IN THE MATTER OF CARLYET D. MARSHBURN, (ADMITTED AS CARLYET DANNIE MARSHBURN), AN ATTORNEY AND COUNSELOR-AT-LAW:
DEPARTMENTAL DISCIPLINARY COMMITTEE FOR THE FIRST JUDICIAL DEPARTMENT, PETITIONER,
v.
CARLYET D. MARSHBURN, RESPONDENT.



Per curiam.

Published by New York State Law Reporting Bureau pursuant to Judiciary Law § 431.

This opinion is uncorrected and subject to revision before publication in the Official Reports.

Luis A. Gonzalez, Presiding Justice, Eugene Nardelli, James M. Catterson, Karla Moskowitz, Dianne T. Renwick, Justices.

Nos. M1059 & M1262

Disciplinary proceedings instituted by the Departmental Disciplinary Committee for the First Judicial Department. Respondent, Carlyet D. Marshburn, was admitted to the Bar of the State of New York at a Term of the Appellate Division of the Supreme Court for the Second Judicial Department on December 23, 1981.

Respondent Carlyet D. Marshburn was admitted to the practice of law in New York by the Second Judicial Department on December 23, 1981, under the name Carlyet Dannie Marshburn. At all times relevant herein, respondent has maintained an office for the practice of law within the First Judicial Department.

The Departmental Disciplinary Committee now moves pursuant to 22 NYCRR 603.4(d) and 605.15(e)(2) to disaffirm that part of the Hearing Panel's determination which recommended respondent be publicly censured and, instead, to suspend respondent from the practice of law for a period of six months.

By cross motion, respondent seeks an order pursuant to 22 NYCRR 605.15 affirming the determination of the Hearing Panel, including the recommendation of censure, and opposing the Committee's motion to suspend him.

In 2001, respondent entered into a partnership with Gwenerva Cherry and together they created the law firm Cherry & Marshburn, LLP (the "firm"). In late February 2006, respondent learned from one of Cherry's clients that a $507,000 check written by Cherry from the escrow account had bounced. When respondent checked with the bank, he discovered that approximately $42,000 remained in the account, that there was a deficit of nearly $665,000, and that Cherry had withdrawn a substantial portion of the funds via electronic transfers. Respondent terminated the partnership, and alerted the Disciplinary Committee and the New York County District Attorney's Office.

As part of its investigation, the Committee performed an audit of the firm's IOLA account from September 1, 2005 through March 31, 2006. The audit revealed that for every day of that period, the balance in the account was below the amount required to be on deposit and the overall deficit for the period was approximately $702,143. During this time period, while unaware that the account was in deficit, respondent negotiated checks written to him by Cherry and wrote some checks to clients and third parties.
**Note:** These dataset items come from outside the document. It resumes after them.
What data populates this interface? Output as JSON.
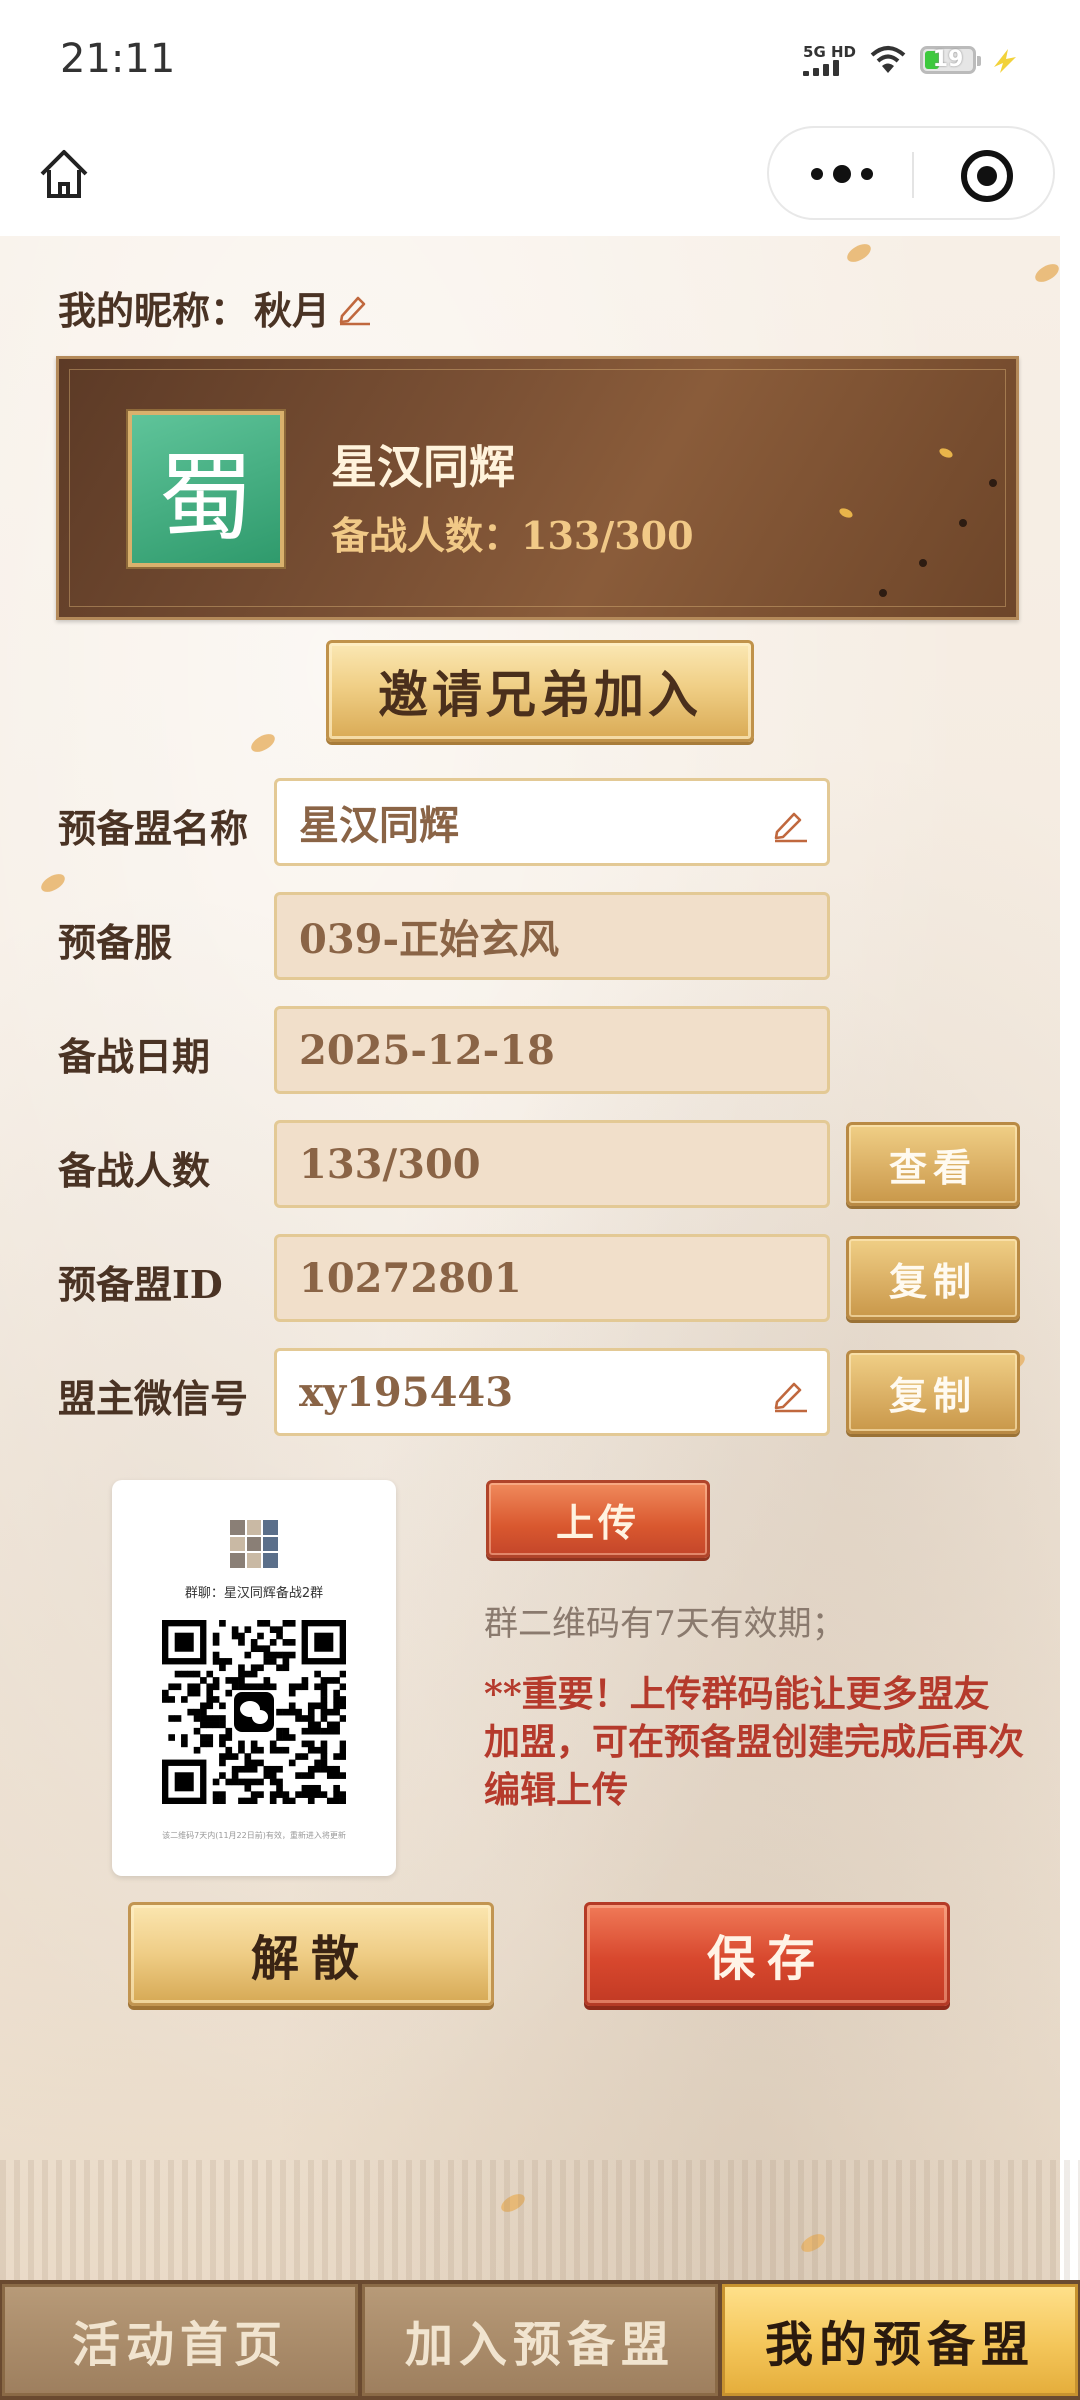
{
  "status_bar": {
    "time": "21:11",
    "network": "5G HD",
    "battery": "19",
    "battery_color": "#3ec93e"
  },
  "nav": {
    "home_icon": "home-icon",
    "more_icon": "more-dots-icon",
    "close_icon": "target-icon"
  },
  "profile": {
    "nickname_label": "我的昵称：",
    "nickname": "秋月"
  },
  "banner": {
    "emblem": "蜀",
    "alliance_name": "星汉同辉",
    "member_count": "备战人数：133/300",
    "emblem_color": "#3fae80"
  },
  "invite_button": "邀请兄弟加入",
  "form": {
    "rows": [
      {
        "label": "预备盟名称",
        "value": "星汉同辉"
      },
      {
        "label": "预备服",
        "value": "039-正始玄风"
      },
      {
        "label": "备战日期",
        "value": "2025-12-18"
      },
      {
        "label": "备战人数",
        "value": "133/300",
        "action": "查看"
      },
      {
        "label": "预备盟ID",
        "value": "10272801",
        "action": "复制"
      },
      {
        "label": "盟主微信号",
        "value": "xy195443",
        "action": "复制"
      }
    ]
  },
  "qr_card": {
    "group_title": "群聊：星汉同辉备战2群",
    "footer": "该二维码7天内(11月22日前)有效，重新进入将更新"
  },
  "upload_button": "上传",
  "qr_note": "群二维码有7天有效期；",
  "important_note": "**重要！上传群码能让更多盟友加盟，可在预备盟创建完成后再次编辑上传",
  "actions": {
    "disband": "解散",
    "save": "保存"
  },
  "tabs": [
    {
      "label": "活动首页",
      "active": false
    },
    {
      "label": "加入预备盟",
      "active": false
    },
    {
      "label": "我的预备盟",
      "active": true
    }
  ],
  "colors": {
    "gold": "#f0cf86",
    "red": "#d8482e",
    "brown": "#4a3324"
  }
}
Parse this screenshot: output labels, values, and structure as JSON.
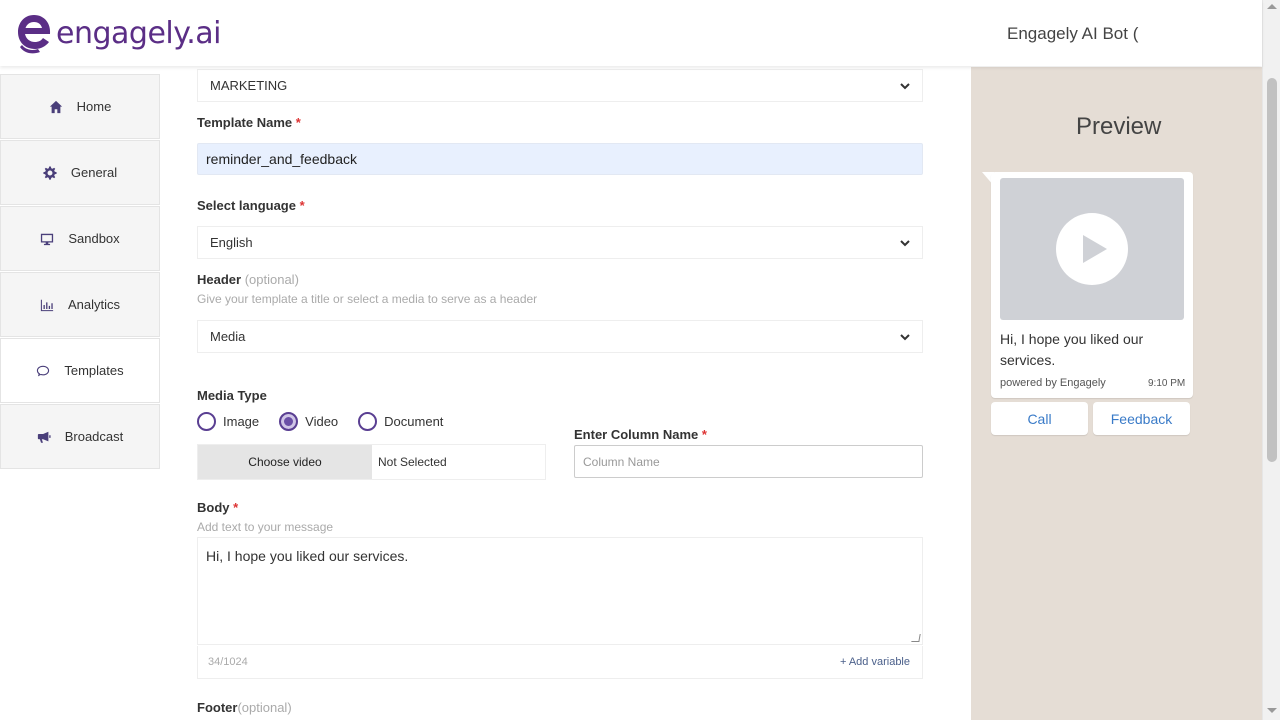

Furthermore, on one occasion, respondent withdrew IOLA funds for his own personal use when he knew that the account was in a deficit.

The Committee served respondent with a notice and statement of three charges alleging that by making disbursements from his law firm's IOLA account to himself and others when the account showed a deficit he misappropriated client and/or third party funds in violation of DR 9-102(A); and by failing to review or oversee the record keeping for his law firm's IOLA account he failed to discover and/or prevent the unauthorized invasion of client and/or third party funds by his law partner, thereby engaging in conduct that adversely reflected on his fitness as an attorney in violation of DR 1-102(A)(7)(two counts).

Thereafter, respondent and the Committee entered into a pre-hearing stipulation wherein respondent admitted to liability as to each charged violation of the Code, as amended. To that extent, charge one was amended to include the language that "respondent unintentionally misappropriated client and/or third party funds, in violation of DR 9-102(a)," to confirm that respondent was not being charged with intentional conversion. At the hearing and in post-hearing submissions, the Committee recommended respondent be suspended from the practice of law for a period of six months, while respondent only sought private reprimand.

Since respondent admitted liability, the Referee sustained the charges and focused the hearing on evidence in mitigation and aggravation. In recommending public censure, the Referee noted in mitigation: respondent's lack of a disciplinary history; his work for community organizations early in his career as well as his work in the public sector; his "contrition, and [that] he gave every possible indication of complete candor;" and his impressive character references. The Referee found no basis in the case precedent for the Committee's recommendation of a six-month suspension, terming it "draconian," and noted that it would be "a terrible blow to respondent's one-man practice."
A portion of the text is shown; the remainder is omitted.